Contrastive Language-Image Pre-training (CLIP), a simple yet effective pre-training paradigm, successfully introduces text supervision to vision models. It has shown promising results across various tasks due to its generalizability and interpretability. The use of CLIP has recently gained increasing interest in the medical imaging domain, serving as a pre-training paradigm for image–text alignment, or a critical component in diverse clinical tasks. With the aim of facilitating a deeper understanding of this promising direction, this survey offers an in-depth exploration of the CLIP within the domain of medical imaging, regarding both refined CLIP pre-training and CLIP-driven applications. In this paper, we (1) first start with a brief introduction to the fundamentals of CLIP methodology; (2) then investigate the adaptation of CLIP pre-training in the medical imaging domain, focusing on how to optimize CLIP given characteristics of medical images and reports; (3) further explore practical utilization of CLIP pre-trained models in various tasks, including classification, dense prediction, and cross-modal tasks; and (4) finally discuss existing limitations of CLIP in the context of medical imaging, and propose forward-looking directions to address the demands of medical imaging domain. Studies featuring technical and practical value are both investigated. We expect this survey will provide researchers with a holistic understanding of the CLIP paradigm and its potential implications.

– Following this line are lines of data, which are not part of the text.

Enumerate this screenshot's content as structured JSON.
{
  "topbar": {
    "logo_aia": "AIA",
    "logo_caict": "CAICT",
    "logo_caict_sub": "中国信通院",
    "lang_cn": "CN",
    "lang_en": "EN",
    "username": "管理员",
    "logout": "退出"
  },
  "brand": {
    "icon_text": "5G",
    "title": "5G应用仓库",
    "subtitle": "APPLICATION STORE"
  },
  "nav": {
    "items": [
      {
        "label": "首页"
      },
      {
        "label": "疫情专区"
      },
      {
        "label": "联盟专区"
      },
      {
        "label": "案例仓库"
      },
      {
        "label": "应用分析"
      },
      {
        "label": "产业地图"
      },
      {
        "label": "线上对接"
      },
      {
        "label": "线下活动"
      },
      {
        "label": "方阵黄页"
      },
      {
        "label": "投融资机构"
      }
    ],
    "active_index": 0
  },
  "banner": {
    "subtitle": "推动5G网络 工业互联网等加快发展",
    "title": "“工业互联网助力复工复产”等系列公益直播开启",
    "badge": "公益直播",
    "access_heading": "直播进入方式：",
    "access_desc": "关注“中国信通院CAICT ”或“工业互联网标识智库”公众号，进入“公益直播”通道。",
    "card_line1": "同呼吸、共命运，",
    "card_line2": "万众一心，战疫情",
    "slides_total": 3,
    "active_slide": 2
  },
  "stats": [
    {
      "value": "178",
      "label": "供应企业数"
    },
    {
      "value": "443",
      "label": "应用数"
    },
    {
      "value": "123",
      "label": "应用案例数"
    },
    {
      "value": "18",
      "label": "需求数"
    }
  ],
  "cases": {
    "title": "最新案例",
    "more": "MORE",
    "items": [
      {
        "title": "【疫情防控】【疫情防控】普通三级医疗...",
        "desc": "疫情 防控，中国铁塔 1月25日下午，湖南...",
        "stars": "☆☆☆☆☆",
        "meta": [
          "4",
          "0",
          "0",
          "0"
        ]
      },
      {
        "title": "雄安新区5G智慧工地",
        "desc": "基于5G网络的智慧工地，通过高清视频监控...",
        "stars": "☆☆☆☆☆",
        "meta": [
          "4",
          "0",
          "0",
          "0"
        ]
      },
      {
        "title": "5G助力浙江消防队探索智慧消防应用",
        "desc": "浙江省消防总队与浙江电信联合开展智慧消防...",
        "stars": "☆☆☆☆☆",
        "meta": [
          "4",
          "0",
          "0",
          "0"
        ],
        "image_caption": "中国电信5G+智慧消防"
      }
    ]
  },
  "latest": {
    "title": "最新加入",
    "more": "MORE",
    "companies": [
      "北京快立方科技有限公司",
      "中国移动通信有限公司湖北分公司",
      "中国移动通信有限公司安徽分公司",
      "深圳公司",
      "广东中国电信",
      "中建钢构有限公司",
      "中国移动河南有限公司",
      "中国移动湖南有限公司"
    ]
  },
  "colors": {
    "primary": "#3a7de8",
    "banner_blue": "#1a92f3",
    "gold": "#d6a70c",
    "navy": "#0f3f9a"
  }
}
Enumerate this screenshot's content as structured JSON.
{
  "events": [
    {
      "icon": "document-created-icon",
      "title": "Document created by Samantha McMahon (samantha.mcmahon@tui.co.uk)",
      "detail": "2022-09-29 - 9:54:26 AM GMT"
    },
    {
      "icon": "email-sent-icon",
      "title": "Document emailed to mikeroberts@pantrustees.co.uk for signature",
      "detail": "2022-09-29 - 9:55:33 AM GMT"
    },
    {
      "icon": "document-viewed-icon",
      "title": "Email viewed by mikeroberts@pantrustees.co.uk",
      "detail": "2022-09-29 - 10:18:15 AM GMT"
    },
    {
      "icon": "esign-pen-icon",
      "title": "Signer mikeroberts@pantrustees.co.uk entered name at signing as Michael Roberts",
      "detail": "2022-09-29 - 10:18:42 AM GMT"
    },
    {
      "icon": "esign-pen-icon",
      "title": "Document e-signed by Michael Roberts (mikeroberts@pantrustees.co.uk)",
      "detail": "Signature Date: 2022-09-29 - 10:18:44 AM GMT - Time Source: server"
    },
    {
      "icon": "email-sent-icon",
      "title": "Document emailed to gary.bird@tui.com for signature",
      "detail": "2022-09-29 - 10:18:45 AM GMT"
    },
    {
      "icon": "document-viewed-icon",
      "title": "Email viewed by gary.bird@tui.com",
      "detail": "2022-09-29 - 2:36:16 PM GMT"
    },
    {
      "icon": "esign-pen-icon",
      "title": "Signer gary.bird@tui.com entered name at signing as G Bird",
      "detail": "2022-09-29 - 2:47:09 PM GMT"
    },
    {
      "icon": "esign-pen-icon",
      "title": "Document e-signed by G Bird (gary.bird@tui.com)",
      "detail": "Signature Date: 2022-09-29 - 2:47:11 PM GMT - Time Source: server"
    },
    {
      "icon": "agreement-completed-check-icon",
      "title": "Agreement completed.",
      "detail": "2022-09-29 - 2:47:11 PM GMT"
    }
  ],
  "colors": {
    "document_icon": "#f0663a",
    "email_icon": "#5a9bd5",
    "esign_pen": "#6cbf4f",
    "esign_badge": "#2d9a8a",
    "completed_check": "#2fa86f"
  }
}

The project page of this survey can also be found on Github.

查看原文本刊更多论文

CLIP在医学影像中的应用综述

对比语言图像预训练（CLIP）是一种简单而有效的预训练范式，它成功地将文本监督引入视觉模型。由于其通用性和可解释性，它在各种任务中显示出令人鼓舞的结果。CLIP的使用最近在医学成像领域获得了越来越多的兴趣，作为图像-文本对齐的预训练范例，或在各种临床任务中的关键组成部分。为了促进对这一有前途的方向的更深入的了解，本调查提供了医学成像领域内的CLIP的深入探索，包括改进的CLIP预训练和CLIP驱动的应用。在本文中，我们(1)首先简要介绍了CLIP方法的基本原理；(2)然后研究CLIP预训练在医学成像领域的适应性，重点研究如何在给定医学图像和报告特征的情况下优化CLIP；(3)进一步探索CLIP预训练模型在分类、密集预测、跨模态等任务中的实际应用；(4)最后讨论了CLIP在医学成像领域存在的局限性，并提出了解决医学成像领域需求的前瞻性方向。对具有技术和实用价值的研究进行了探讨。我们期望这项调查将为研究人员提供对CLIP范式及其潜在影响的整体理解。这个调查的项目页面也可以在Github上找到。

本文章由计算机程序翻译，如有差异，请以英文原文为准。

求助全文

约1分钟内获得全文求助全文

来源期刊

Medical image analysis 工程技术-工程：生物医学

CiteScore

22.10

自引率

6.40%

发文量

309

审稿时长

6.6 months

期刊介绍： Medical Image Analysis serves as a platform for sharing new research findings in the realm of medical and biological image analysis, with a focus on applications of computer vision, virtual reality, and robotics to biomedical imaging challenges. The journal prioritizes the publication of high-quality, original papers contributing to the fundamental science of processing, analyzing, and utilizing medical and biological images. It welcomes approaches utilizing biomedical image datasets across all spatial scales, from molecular/cellular imaging to tissue/organ imaging.